Sicko (Michael Moore, 2007): USA

Reviewed by Richard Feilden.  Viewed on DVD.

I have a reputation for keeping Chinese take-out food out of harm’s way.  I’ve brought chicken chow mein home safe through wind, rain, an attempted mugging and, when back in the UK a few years ago, a friend’s full blown epileptic fit.  While I stopped him from either injuring himself or hurling noodles around the room, his girlfriend called an ambulance.  When my American partner panicked about the expense, we looked at her as though she was mad.  The idea of worrying about paying for healthcare seems crazy to anyone who lives in a country with socialized medicine.  You’ll see that look a lot during Michael Moore’s heartrending documentary Sicko, sometimes from the people Moore interviews, and sometimes from the audience.

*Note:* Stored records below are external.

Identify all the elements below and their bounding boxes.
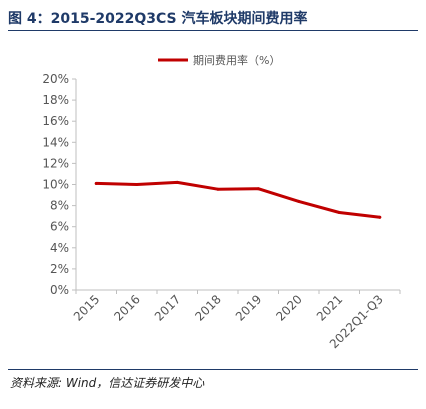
title-divider bbox=[8, 30, 418, 31]
source-note: 资料来源: Wind，信达证券研发中心 bbox=[10, 376, 205, 390]
y-tick-label: 0% bbox=[50, 283, 69, 297]
legend-label: 期间费用率（%） bbox=[193, 53, 280, 67]
data-point bbox=[94, 181, 98, 185]
data-point bbox=[256, 187, 260, 191]
data-point bbox=[175, 180, 179, 184]
x-tick-label: 2017 bbox=[152, 292, 183, 323]
series-line bbox=[94, 180, 382, 219]
data-point bbox=[135, 183, 139, 186]
y-tick-label: 16% bbox=[42, 114, 69, 128]
legend: 期间费用率（%） bbox=[158, 53, 280, 67]
y-tick-label: 4% bbox=[50, 241, 69, 255]
data-point bbox=[337, 210, 341, 214]
y-tick-label: 14% bbox=[42, 135, 69, 149]
series-group bbox=[94, 180, 382, 219]
y-tick-label: 12% bbox=[42, 156, 69, 170]
y-tick-label: 10% bbox=[42, 178, 69, 192]
y-tick-label: 20% bbox=[42, 72, 69, 86]
line-chart: 期间费用率（%） 0% 2% 4% 6% 8% 10% 12% 14% 16% 18% 20% 20… bbox=[42, 53, 401, 351]
data-point bbox=[216, 187, 220, 191]
y-tick-label: 6% bbox=[50, 220, 69, 234]
y-tick-label: 8% bbox=[50, 199, 69, 213]
x-tick-label: 2019 bbox=[233, 292, 264, 323]
data-point bbox=[378, 215, 382, 219]
x-tick-label: 2021 bbox=[314, 292, 345, 323]
y-tick-label: 18% bbox=[42, 93, 69, 107]
x-tick-label: 2018 bbox=[192, 292, 223, 323]
y-axis: 0% 2% 4% 6% 8% 10% 12% 14% 16% 18% 20% bbox=[42, 72, 77, 297]
x-tick-label: 2020 bbox=[273, 292, 304, 323]
source-divider bbox=[8, 369, 418, 370]
figure-title: 图 4：2015-2022Q3CS 汽车板块期间费用率 bbox=[8, 11, 308, 27]
x-tick-label: 2015 bbox=[71, 292, 102, 323]
y-tick-label: 2% bbox=[50, 262, 69, 276]
x-tick-label: 2016 bbox=[111, 292, 142, 323]
data-point bbox=[297, 199, 301, 203]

There could not be a more appropriate time for Americans to revisit Moore’s exploration of the US healthcare system, with debate currently raging over the healthcare bill. Moore attempts to put a face on the suffering caused when the system fails those who have brought into it.  Using his usual blend of voice over narration, interviews and grandstanding, Moore hopes to expose the dark secret of American medicine, that even if you have health insurance, illness can bring financial ruin.  As usual, his film is generally successful and, as usual, there are a string of caveats.

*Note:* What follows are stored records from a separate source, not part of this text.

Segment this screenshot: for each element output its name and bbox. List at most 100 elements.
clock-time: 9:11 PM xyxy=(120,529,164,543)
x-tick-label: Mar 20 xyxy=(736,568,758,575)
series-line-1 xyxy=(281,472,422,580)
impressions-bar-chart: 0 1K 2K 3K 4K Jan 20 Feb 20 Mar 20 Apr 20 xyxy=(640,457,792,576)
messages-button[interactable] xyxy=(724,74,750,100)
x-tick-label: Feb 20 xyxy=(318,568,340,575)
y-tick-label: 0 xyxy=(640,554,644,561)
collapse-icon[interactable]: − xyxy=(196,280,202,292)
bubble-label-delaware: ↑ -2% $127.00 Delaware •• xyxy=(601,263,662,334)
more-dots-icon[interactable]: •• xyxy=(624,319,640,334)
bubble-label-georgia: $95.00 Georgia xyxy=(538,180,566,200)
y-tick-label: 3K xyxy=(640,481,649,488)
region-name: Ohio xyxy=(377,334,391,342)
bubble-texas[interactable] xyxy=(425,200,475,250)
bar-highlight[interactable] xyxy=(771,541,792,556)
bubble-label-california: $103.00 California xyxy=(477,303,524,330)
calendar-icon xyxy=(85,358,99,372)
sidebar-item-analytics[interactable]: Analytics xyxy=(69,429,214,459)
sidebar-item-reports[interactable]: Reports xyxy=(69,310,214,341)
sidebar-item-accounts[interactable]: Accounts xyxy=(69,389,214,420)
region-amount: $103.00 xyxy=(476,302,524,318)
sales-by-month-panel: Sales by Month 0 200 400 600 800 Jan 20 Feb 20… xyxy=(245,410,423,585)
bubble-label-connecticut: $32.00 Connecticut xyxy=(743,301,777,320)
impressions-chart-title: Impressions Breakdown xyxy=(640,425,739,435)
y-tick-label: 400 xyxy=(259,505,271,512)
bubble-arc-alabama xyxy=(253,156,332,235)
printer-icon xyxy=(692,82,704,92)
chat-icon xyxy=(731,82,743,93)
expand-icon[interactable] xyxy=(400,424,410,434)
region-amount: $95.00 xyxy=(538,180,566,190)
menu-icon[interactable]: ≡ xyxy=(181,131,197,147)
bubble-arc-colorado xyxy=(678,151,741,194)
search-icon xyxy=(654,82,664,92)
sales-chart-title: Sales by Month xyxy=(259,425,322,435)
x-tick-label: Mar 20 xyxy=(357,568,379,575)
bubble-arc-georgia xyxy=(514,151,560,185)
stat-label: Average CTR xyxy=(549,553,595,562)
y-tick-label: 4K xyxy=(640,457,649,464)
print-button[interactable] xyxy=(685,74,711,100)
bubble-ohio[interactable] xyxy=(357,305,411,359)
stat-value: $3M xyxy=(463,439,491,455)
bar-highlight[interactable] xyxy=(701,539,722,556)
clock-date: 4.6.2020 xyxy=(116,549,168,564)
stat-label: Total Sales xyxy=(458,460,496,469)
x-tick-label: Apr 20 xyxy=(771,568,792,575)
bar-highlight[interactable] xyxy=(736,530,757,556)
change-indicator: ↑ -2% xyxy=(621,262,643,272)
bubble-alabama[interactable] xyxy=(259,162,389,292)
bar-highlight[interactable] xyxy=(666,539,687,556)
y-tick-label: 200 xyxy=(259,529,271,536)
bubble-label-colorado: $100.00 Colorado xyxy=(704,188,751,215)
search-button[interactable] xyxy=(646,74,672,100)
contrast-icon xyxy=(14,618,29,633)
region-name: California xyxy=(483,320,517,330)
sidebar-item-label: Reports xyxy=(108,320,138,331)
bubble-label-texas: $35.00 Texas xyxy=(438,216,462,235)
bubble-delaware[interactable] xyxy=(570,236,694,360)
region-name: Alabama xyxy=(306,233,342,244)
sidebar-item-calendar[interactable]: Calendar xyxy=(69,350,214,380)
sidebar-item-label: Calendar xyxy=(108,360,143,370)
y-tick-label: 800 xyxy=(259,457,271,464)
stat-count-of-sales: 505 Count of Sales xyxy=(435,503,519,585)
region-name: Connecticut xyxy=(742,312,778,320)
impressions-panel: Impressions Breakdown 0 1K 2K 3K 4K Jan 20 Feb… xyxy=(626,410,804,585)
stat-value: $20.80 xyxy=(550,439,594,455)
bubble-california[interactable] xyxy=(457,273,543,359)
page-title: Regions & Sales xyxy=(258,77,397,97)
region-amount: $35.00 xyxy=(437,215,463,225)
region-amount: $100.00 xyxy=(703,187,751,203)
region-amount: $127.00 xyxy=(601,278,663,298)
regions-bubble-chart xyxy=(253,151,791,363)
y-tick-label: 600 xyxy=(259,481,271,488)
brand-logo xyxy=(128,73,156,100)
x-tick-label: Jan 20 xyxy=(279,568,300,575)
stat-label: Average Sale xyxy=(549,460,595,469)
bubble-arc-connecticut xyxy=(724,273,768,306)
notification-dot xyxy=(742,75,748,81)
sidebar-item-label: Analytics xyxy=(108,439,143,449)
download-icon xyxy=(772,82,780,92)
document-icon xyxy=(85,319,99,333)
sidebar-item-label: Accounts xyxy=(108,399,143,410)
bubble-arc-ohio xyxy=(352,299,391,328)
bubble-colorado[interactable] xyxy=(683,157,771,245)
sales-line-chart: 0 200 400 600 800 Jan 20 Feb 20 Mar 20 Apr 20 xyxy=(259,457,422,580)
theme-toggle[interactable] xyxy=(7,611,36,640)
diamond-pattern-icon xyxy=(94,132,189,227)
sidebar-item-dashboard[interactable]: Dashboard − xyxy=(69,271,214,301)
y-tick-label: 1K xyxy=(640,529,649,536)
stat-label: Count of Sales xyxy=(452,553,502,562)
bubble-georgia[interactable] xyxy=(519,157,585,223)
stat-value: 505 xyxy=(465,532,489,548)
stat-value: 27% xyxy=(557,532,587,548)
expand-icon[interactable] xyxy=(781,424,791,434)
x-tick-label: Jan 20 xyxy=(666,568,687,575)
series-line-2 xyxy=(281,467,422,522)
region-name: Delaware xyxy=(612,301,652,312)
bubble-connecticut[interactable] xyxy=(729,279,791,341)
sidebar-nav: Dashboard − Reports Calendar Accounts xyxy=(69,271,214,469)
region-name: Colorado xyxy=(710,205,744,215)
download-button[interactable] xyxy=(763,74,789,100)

Moore attacks the heath care industry from a variety of directions.  On one front he has the victims.  Some, denied potentially life-saving treatments, speak from beyond the grave on home videos, while he follows others as they battle against the financial pressures of co-payments and funding refusals.  Then he brings out ex-employees of the healthcare industry who bring tales of unscrupulous investigations designed to recover costs, or plans to deny coverage to those who might actually need to use their insurance.  Finally he launches an assault from abroad, with the smiling faces and quizzical stares of those who have been nurtured in the bosom of socialized healthcare.  It’s a very successful battle plan.  It is impossible not to be moved by a woman whose husband was denied treatment that might have saved his life, nor to marvel at the foreign health workers who giggle at the idea of actually charging someone for a stay in hospital.  How can an audience not believe a message when it is backed up by home video of people who have died, unnecessarily, before their time?  It is all so real!

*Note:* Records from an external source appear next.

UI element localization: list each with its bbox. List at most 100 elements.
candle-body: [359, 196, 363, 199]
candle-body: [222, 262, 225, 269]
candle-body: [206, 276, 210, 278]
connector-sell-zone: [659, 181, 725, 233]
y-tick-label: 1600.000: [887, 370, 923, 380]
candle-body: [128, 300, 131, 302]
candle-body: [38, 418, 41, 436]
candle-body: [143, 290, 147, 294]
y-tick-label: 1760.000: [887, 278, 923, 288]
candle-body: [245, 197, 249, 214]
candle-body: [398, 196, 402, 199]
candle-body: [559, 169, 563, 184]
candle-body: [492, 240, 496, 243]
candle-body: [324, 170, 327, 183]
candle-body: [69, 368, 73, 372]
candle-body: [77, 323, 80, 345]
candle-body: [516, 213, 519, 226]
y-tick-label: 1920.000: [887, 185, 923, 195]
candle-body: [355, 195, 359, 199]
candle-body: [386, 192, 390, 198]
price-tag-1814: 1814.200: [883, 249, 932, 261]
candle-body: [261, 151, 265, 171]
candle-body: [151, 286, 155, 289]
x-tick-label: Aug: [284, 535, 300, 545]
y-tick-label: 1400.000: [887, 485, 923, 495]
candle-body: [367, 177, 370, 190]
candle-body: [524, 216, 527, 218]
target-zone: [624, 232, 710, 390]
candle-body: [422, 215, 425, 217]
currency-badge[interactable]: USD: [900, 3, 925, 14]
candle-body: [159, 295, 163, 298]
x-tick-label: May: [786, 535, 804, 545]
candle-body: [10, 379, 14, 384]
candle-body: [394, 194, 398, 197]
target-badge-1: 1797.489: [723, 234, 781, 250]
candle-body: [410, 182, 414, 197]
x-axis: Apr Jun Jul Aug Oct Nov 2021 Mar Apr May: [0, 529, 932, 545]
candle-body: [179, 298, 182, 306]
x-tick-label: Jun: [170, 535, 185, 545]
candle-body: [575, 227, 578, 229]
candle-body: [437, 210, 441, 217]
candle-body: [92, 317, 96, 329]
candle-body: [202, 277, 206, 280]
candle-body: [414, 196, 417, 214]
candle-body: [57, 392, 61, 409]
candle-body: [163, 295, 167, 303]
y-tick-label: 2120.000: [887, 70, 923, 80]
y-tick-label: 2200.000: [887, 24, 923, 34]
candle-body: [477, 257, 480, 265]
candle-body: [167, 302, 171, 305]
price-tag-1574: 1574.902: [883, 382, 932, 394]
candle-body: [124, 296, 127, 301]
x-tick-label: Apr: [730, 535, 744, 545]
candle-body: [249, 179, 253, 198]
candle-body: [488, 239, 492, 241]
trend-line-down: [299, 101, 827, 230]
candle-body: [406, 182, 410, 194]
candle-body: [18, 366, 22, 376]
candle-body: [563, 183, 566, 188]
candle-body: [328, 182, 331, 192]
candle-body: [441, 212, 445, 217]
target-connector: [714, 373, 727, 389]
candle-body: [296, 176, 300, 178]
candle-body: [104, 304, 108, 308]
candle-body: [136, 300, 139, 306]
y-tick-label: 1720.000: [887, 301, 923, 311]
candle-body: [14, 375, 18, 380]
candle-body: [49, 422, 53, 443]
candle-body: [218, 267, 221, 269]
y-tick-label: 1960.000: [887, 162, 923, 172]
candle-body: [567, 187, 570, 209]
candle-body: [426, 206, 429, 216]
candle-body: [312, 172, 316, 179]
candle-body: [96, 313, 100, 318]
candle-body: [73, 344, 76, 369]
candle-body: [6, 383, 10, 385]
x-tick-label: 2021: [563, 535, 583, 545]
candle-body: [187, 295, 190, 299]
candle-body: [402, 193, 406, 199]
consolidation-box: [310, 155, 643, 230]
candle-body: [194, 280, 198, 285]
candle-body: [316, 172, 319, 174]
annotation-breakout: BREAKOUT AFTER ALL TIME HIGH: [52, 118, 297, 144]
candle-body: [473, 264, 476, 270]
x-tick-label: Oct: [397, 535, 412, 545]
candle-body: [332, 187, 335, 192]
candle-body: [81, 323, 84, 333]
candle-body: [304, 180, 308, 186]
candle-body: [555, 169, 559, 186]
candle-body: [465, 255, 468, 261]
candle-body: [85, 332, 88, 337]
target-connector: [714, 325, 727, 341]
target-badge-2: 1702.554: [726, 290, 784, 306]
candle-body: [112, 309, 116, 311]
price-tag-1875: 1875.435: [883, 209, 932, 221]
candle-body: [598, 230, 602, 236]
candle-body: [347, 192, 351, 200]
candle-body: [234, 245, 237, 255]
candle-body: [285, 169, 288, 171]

Less Moore Could Cure Sicko

That is when those exceptions begin to mount up.  As mentioned in my review of Papers, a documentary which presents only one side of a story leaves itself open to attack.  Where are the interviews with the executives of the HMOs that Moore is rallying against, or at least evidence that they were offered a chance to speak?  Why we are not told why Moore’s industry insiders left the employment of the healthcare providers?  Could Moore really not find a single person in France, Canada or the UK who wanted to tell a tale of woe regarding the care they had received?  While Moore has certainly set out to make a point, he does himself an injustice by not giving more time to his opposition.  Let them defend their decisions.  Let them explain why they denied care to people who died.  Give them the rope and let them orchestrate their own public executions.  Only by being challenged can Moore hope to convince those who disagree with him.  At least this time his closing stunt, taking 9/11 rescue workers to Cuba for treatment, simply comes off as posturing and showmanship, rather than the stomach churning ‘interview’ with the obviously ill Charlton Heston that ended Bowling for Columbine.  That it does not damage the film too badly is the best I can say for it.  Yet I am left with the distinct impression that the five-star care that the Cuban authorities gave to them was at least in part put on for the cameras.  It all just seems a little too good to be true.

While I agree with Moore’s sentiments, I just wish that he would at least offer up a pretense of balance in his work.  If he really wants to make a difference he has to convince people who disagree with him, not the already converted.   As it is, I fear that Sicko doesn’t reach far enough into the opposition’s territory to make a difference.  Of course, if I become seriously ill I’ll be on the first plane back to Blighty, happy that my health is as safe in the hands of the National Health Service as a portion of egg-fried rice is in mine.  At least I have that option.